On 09/08/2022 22:42, Eddie James wrote:
>>> +  ibm,inactive-on-init:
>>> +    description: This property describes whether or not the OCC should
>>> +      be marked as active during device initialization. The alternative
>>> +      is for user space to mark the device active based on higher level
>>> +      communications between the BMC and the host processor.

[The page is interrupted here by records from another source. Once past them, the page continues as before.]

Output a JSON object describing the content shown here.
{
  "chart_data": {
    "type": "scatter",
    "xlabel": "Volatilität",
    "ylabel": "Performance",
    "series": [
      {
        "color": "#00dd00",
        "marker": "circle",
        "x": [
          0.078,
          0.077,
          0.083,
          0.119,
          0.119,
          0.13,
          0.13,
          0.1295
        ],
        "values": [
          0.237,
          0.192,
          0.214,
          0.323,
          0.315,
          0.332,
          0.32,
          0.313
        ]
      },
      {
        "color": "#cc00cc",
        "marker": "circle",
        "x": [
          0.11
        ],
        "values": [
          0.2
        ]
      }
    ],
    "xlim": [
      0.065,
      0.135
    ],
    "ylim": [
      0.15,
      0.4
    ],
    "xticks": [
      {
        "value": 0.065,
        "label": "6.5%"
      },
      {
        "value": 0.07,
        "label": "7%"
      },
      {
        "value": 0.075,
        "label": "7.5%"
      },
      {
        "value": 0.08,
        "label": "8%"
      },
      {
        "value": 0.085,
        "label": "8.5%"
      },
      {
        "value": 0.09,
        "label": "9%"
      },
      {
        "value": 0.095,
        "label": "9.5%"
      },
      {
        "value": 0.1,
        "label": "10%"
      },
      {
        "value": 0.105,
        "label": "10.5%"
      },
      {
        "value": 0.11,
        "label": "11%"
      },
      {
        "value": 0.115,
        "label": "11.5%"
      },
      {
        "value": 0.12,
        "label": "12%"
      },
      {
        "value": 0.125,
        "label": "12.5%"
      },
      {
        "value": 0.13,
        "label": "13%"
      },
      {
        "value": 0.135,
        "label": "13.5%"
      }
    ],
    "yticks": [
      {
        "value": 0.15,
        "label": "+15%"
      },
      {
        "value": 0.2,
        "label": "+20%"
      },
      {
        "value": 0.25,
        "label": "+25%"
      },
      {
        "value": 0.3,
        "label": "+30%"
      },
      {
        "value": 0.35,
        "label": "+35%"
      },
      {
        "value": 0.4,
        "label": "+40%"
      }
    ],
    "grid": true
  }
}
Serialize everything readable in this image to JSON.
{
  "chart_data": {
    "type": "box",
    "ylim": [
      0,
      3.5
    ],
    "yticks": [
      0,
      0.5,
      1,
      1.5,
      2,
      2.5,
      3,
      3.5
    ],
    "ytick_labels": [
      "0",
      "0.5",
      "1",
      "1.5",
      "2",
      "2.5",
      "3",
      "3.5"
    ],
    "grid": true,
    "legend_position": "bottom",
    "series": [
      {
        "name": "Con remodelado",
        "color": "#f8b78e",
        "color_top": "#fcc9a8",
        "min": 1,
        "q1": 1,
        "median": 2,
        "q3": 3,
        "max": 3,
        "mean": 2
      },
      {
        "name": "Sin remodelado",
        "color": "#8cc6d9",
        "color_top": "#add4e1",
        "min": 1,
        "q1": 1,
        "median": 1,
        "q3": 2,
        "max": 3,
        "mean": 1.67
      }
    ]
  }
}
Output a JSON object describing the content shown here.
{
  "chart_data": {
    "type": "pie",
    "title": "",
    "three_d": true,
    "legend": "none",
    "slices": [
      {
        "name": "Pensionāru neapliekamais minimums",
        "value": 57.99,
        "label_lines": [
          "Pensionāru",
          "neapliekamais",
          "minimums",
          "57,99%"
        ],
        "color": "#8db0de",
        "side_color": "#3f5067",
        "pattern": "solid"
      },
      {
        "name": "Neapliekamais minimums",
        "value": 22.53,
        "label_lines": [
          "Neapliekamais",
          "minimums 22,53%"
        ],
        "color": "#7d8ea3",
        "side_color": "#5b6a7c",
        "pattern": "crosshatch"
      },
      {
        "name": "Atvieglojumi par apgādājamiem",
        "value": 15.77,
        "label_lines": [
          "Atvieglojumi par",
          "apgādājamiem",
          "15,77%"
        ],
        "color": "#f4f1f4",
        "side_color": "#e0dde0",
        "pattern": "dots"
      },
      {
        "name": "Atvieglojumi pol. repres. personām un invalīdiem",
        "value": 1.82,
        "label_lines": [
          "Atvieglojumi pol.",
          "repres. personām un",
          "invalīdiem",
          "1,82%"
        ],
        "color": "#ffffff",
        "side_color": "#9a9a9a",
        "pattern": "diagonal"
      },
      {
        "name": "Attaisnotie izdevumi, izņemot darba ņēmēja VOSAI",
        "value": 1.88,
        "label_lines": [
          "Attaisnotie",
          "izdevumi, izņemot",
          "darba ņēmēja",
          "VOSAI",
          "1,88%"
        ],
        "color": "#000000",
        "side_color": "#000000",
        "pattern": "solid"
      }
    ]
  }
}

>> I find the combination property name with this description confusing. It
>> sounds like init of OCC and somehow it should be inactive? I assume if
>> you initialize device, it is active. Or maybe the "init" is of something
>> else? What is more, non-negation is easier to understand, so rather
>> "ibm,active-on-boot" (or something like that).
> 
> 
> Well, the host processor initializes the OCC during it's boot, but this 
> document is describing a binding to be used by a service processor 
> talking to the OCC. So the OCC may be in any state. The init meant 
> driver init, but I will simply the description and change the property 
> to be more explicit: ibm,no-poll-on-init since that is what is actually 
> happening. Similar to the FSI binding for no-scan-on-init.

no-scan-on-init is not a good example. It wasn't even reviewed by Rob
(looking at commit). In both cases you describe driver behavior which is
not appropriate for bindings. Instead you should describe the hardware
characteristics/feature/bug/state which require skipping the initialization.